Are you in sync with your user needs?

Learn how to understand your users’ needs and expectations to unlock valuable experiences through fast innovation.

In modern business operations, internal systems and software play an integral role in driving efficiency, productivity, and collaboration. This is especially true in a post-COVID world, where businesses are 40% more likely to operate on a hybrid-working model, with employees dividing their time between home and office. 

It’s unsurprising then that organisations are starting to re-evaluate their internal systems, using the principles of User Experience (UX) design to re-optimise their workflows and create a more holistic experience for their internal teams.

But how are businesses achieving this transformation? And what exactly should they be looking to change? It all comes down to how well you understand your user needs.

100 Shapes have been the secret sauce behind the success of our product suite here at ITV
— Tristan Collery, ITV

What are user needs?

Just as with UX design for customer-focused products, the success of designing for internal systems hinges on how well they cater to the unique needs and preferences of the user. 

When considering user needs, designers need to think about what it is that brings users to their interactions with that system of software. For example, it could be the need to complete a task efficiently, to simplify or organise their workflow, to gain seamless access to information, or for the purpose of collaboration.

However, user needs are not limited only to the functional aspect of the system, but also to the emotional and psychological user experience. An internal system that successfully addresses the whole spectrum of requirements, desires and expectations of the user, has the potential to significantly enhance employee satisfaction, boost productivity, and streamline organisational processes.

How to design for specific user needs

In order to build systems that feel both intuitive and comprehensive, we first need to understand the user and what they need when interacting with a system. We need to find out: What’s great? What’s annoying? What’s missing? 

With the help of a recent project we completed with ITV Studios, we’ll walk you through 100 Shapes’ strategic process to show you how we use design, play and innovation to identify and design for specific user needs.

I’ve got 8,000 things to do, and the one thing I forget will end up being the thing that was critical!
— ITV Studios Employee

Identifying user needs with ITV Studios

It’s impossible to design a successful product without first considering the who and the why. For ITV Studios, the ‘who’ turned out to be the internal teams working to create, deliver and optimise content for ITV’s popular streaming platform, ITV Hub.

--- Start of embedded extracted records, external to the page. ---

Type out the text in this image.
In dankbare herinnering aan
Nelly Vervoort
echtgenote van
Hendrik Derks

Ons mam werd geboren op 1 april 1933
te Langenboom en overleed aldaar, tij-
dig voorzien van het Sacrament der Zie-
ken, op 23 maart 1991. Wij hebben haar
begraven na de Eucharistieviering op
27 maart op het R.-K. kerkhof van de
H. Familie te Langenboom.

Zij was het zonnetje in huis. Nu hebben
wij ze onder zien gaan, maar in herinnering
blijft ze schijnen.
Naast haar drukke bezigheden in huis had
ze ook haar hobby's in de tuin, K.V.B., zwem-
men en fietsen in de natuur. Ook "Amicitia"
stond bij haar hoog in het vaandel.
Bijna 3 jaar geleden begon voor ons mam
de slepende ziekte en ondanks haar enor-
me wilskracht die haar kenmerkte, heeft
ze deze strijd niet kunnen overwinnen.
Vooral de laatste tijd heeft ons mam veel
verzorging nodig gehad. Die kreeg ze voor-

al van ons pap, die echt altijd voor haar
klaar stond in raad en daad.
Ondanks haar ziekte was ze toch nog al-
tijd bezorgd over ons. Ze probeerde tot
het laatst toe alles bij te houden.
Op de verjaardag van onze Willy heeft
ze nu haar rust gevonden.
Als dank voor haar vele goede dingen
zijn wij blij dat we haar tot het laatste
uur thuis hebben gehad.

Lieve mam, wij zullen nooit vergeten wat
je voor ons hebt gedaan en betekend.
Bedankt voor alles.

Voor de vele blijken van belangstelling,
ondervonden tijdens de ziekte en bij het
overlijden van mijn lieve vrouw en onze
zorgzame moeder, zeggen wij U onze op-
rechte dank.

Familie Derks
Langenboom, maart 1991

ITV Studios create and distribute thousands of television programmes every year both through broadcast television and online streaming platforms. Behind the scenes, there are over 60 different internal labels working to create and manage this content, each of whom works in slightly different ways. 

Without one unified platform, it was impossible for ITV Studios to create consistent processes across all teams. However, they understood that making their employees jobs easier would in turn impact the customer with a better product down the line. That’s where 100 Shapes stepped in.

To help ITV Studios meet their internal user needs, we first had to identify the specific problems those employees were facing.

Here’s how 100 Shapes makes sense of new audiences:

  • User interviews. Speak directly to your target users to understand pain points you didn’t already know about.

  • Surveys. Quantifying the needs, attitudes and behaviours of your users, to help identify the scale of the challenge and opportunity.

  • Insight gathering. Sifting through qualitative and quantitative data sets to help us find meaningful patterns.

  • User profiling. Characterising the behaviours, motivations and expectations users have, to better understand their needs.

  • Journey and service mapping. Mapping out your user journey helps us identify potential frustrations and areas of improvement as well as making sense of business processes and the interactions that exist with other parts of the business supply chain.

How did ITV Studios get user needs right?

Nailing user needs is a multi-step process and requires three key ingredients: time, communication, and creativity. If you’ve got all these at hand, you’re ready to start on your innovation journey.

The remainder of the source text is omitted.